The second piece on the program was a bit of a curiosity, given that its composer was Beethoven. He wrote the work, Fantasia in C Minor for Piano, Chorus, and Orchestra, Opus 80, in some haste to be performed himself in 1808 at the Theater an der Wien (a popular venue for operettas) in Vienna. By all accounts, it was a rather disastrous event after which the composer never again played the piano in public. This Choral Fantasy was not to be performed by the BSO until a century and a half later, perhaps because of the success of the Ninth Symphony that stylistically features music that both pieces share. Nelsons and his orchestra nonetheless provided insight into what would later be developed into the more familiar themes of the great Hymn to Joy.
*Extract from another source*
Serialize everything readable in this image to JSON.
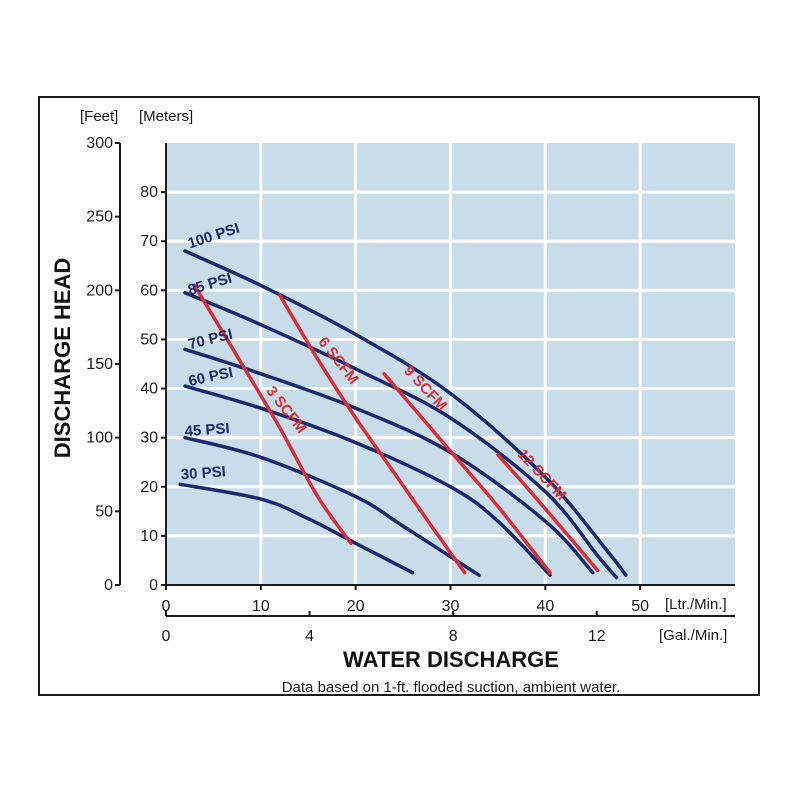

The penultimate piece, Eric Nathan's Concerto for Orchestra was performed with the composer and his parents present in Symphony Hall. A short piece of some eighteen minutes, it succeeded in portraying the virtuosity inherent in an instrumental section-based work. On first hearing it was, for both orchestra and audience, a challenging composition, including as it did a lengthy beginning and ending mimicking the cacophony of the sound of automobile horns. One might be tempted to pity the modern composer whose music was sandwiched between that of Poulenc and Beethoven; clearly the concerto will profit from future familiarity, and placement with more appropriate programs.
The last piece was a moving rendition of Poulenc's Gloria, featuring soprano Nicole Cabell and the Tanglewood Festival Chorus. It proved a satisfying end to this program, since it was commissioned by, and first performed by, the BSO, in 1961, then, as now, presented with the Poulenc double piano concerto to great applause.